Era pouco mais de nove da noite. Cheguei ao Anhangabaú e resolvi ir
até a República, para não ter que fazer baldeação. No meio do
caminho, decidi dar uns giros por aquela região central de São
Paulo, desta feita sem a companhia do Cássio, como sói acontecer.
Decisão não digo sábia, mas a única a ser tomada, uma vez que me
perdi e não achei – senão bem mais tarde – a praça da
República:: São Paulo não é uma cidade racional.
Nas calçadas, sacos de lixo e pessoas se amontoavam – dali a pouco
devia ser hora do lixeiro passar. Achei curioso, talvez pelo
guarda-chuva pendurado no ombro, não sei, ninguém me ter me
abordado para pedir dinheiro – quando caminho com o Cássio, mais
ou menos na mesma hora, invariavelmente alguém nos pára, mesmo que
tenhamos dado uma volta rápida. Passo por prédios ocupados pela FLM
(Frente de Luta por Moradia). Passo por prédios desocupados, e que
mereciam um fim mais nobre: não apenas serem ocupados, mas serem de
fato resididos – por pessoas como as que militam no FLM, por
exemplo, cujo interesse vai ao encontro do da cidade.
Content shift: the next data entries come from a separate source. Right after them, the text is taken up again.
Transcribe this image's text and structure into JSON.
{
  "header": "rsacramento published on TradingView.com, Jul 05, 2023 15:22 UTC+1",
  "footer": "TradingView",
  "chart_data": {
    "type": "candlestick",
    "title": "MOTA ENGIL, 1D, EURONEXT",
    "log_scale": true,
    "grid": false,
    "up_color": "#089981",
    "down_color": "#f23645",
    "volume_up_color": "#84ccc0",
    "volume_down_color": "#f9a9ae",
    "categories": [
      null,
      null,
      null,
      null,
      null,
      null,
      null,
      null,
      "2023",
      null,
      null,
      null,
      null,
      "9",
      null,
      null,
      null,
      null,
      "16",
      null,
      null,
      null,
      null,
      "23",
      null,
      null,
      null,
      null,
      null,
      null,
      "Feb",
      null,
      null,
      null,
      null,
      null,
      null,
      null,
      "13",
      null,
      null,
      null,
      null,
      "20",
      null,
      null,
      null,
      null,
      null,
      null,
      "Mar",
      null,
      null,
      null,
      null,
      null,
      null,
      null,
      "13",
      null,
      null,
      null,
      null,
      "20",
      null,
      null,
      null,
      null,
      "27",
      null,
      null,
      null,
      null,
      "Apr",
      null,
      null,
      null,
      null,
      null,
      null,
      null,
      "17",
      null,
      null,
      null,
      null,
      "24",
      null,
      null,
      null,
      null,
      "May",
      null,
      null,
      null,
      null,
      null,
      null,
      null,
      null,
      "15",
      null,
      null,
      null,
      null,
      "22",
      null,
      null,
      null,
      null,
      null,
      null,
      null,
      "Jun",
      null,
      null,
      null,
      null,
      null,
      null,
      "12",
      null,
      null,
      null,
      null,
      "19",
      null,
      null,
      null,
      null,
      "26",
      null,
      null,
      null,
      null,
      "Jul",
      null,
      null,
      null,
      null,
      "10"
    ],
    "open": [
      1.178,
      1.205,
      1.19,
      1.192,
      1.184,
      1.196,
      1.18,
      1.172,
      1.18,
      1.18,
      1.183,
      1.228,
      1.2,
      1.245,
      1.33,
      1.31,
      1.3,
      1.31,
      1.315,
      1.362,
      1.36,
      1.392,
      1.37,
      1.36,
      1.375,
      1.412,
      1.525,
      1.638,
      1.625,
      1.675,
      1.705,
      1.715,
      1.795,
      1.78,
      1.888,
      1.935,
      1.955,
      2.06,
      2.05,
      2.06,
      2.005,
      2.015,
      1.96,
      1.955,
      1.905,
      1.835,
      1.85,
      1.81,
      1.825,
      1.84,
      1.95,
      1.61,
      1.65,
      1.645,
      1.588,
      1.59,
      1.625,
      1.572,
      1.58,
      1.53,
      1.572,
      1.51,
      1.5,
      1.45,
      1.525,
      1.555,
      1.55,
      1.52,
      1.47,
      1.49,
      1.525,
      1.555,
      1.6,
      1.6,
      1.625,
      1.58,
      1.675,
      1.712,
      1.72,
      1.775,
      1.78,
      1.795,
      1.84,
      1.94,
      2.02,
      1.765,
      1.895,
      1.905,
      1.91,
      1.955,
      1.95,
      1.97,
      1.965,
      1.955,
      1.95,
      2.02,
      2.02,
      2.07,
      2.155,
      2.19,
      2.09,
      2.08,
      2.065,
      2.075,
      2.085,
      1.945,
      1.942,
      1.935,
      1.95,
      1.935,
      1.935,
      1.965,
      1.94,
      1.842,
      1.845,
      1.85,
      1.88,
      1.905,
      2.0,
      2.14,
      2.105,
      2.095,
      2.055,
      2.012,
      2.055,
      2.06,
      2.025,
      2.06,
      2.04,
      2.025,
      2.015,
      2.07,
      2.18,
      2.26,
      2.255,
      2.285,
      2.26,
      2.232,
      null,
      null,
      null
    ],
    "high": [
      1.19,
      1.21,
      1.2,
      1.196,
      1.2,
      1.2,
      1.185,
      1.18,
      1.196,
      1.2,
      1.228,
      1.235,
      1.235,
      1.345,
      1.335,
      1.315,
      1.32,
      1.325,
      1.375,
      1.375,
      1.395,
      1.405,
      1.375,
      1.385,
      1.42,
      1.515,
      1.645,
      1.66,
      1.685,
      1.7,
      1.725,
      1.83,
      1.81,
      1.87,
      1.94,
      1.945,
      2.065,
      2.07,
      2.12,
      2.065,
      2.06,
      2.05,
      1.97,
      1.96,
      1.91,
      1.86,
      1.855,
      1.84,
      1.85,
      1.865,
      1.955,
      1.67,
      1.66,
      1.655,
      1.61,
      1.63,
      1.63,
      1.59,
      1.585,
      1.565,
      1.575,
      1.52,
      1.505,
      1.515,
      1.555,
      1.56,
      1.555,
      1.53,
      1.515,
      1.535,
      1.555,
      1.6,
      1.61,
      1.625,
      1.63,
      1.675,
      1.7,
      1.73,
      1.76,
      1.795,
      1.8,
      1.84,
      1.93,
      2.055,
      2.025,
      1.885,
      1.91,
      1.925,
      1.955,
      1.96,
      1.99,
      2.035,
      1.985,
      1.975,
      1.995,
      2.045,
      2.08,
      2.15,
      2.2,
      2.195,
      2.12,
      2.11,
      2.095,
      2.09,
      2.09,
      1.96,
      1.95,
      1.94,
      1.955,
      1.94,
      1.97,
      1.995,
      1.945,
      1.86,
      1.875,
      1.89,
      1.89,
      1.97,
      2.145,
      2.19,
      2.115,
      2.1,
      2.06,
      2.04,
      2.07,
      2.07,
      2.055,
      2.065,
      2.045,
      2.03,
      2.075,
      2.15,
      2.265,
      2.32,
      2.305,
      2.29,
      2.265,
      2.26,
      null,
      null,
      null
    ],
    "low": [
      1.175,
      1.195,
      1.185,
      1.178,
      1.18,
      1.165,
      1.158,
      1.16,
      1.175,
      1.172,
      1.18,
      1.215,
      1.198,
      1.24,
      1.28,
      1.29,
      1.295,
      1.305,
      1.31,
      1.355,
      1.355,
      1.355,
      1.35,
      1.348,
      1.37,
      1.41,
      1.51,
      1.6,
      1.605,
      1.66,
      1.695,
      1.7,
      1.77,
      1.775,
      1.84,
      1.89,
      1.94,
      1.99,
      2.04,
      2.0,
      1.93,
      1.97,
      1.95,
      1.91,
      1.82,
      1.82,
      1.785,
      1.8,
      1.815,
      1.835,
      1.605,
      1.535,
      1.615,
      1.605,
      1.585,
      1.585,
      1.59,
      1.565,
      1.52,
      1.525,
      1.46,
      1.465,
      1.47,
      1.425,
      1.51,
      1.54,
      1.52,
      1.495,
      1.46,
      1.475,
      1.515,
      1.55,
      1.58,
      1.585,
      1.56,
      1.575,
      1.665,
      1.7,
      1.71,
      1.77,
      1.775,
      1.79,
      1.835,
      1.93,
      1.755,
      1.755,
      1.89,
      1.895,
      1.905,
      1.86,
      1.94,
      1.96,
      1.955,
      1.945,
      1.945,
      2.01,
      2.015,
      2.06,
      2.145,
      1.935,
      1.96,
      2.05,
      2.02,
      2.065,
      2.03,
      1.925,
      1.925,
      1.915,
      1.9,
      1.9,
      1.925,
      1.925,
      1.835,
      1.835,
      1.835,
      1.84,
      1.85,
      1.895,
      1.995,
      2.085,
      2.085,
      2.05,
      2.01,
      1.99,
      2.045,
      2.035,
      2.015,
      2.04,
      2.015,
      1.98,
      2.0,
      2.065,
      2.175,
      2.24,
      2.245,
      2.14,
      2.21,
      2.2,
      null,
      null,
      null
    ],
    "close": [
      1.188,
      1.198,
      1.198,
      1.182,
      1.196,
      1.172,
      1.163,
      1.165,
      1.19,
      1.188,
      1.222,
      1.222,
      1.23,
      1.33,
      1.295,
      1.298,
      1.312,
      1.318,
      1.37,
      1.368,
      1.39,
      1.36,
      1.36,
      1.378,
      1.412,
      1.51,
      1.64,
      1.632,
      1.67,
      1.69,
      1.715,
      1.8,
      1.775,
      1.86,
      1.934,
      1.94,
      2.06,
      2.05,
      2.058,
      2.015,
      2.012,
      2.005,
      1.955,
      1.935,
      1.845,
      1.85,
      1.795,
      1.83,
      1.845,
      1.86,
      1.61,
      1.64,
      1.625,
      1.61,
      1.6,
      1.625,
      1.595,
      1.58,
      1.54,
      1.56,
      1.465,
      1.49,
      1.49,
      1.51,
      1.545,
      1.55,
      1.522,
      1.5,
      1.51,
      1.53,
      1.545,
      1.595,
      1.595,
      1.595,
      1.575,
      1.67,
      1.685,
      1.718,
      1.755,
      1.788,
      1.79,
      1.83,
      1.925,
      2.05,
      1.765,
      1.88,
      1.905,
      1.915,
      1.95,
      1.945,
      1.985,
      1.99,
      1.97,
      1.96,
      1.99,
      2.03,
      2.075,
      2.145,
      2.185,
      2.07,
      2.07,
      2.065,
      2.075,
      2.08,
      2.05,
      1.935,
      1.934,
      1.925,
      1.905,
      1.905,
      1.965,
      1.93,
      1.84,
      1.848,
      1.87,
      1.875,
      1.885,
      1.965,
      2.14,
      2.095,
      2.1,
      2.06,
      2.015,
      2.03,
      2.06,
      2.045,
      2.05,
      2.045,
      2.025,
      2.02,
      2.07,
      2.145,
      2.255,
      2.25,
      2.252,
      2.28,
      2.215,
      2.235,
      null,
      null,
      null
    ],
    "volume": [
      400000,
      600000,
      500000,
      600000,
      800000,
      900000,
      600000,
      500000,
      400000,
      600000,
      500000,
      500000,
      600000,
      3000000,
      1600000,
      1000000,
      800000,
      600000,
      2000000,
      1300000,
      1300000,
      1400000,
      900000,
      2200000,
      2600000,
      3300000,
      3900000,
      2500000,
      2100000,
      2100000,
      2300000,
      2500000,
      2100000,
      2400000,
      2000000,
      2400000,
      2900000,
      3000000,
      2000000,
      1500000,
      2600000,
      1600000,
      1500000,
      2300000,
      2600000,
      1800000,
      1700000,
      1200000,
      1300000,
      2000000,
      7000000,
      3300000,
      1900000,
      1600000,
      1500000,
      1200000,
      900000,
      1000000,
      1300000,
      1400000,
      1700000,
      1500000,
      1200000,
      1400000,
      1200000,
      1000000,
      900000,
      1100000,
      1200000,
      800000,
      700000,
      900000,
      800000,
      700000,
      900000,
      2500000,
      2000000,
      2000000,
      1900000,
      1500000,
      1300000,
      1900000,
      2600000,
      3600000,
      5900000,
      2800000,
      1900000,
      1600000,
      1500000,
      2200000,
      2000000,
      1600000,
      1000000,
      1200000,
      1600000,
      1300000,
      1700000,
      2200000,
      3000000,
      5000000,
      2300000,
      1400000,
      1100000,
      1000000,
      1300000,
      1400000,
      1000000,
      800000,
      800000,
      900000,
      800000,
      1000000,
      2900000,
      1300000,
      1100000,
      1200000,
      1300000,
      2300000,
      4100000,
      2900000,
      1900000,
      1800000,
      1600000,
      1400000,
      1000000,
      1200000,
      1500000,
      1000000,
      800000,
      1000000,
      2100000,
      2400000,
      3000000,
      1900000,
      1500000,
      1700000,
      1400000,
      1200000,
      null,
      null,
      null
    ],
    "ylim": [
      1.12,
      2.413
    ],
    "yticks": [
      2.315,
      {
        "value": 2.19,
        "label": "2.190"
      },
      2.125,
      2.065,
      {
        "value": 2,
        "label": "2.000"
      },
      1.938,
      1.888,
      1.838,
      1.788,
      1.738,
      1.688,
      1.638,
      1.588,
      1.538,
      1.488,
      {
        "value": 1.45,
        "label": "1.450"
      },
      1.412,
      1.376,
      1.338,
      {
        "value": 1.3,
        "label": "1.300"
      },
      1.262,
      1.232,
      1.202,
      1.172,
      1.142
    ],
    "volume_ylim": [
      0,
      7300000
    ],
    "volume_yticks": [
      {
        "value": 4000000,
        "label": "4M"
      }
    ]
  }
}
Do outro lado
da Av. São João, um grande grupo de moradores de rua:
auto-proteção? pedra? sopa?
Reparo que se seguisse em frente, a avenida ermava, resolvo dobrar
uma rua um pouco mais movimentada. Passo por um restaurante
aparentemente chique – ao menos guardava um ar portenho –, e logo
me deparo com o Largo do Arouche, ao menos com a placa – porque
depois, vendo no mapa, noto que mal tangeciei o famigerado Largo. Me
vêm à mente a música do Criolo, "Freguês da meia-noite":
Em pleno Largo do Arouche, em frente ao Mercado das Flores, Há um
restaurante francês. Não sei por quais quebradas me meto e logo
estou frente a frente com o Elevado Costa e Silva – o Minhocão. Me
sobe aquele medo na espinha, fodeu – talvez o nome daquele
monstro citadino seja uma justa homenagem ao assassino que governou o
Brasil de 1967 a 1969, deveriam fazer outras do gênero. Por qualquer
mania que tenho, decido não voltar pelo mesmo caminho; viro à
esquerda, e na segunda rua, vendo que há um grande número de
transeuntes, entro nela, na esperança de dar com algum lugar
conhecido. Pessoas malham numa academia, carros passam, travestis
caminham para seus pontos. Dois mendigos conversam, sentados na
sarjeta: quem tem medo de cagar não come.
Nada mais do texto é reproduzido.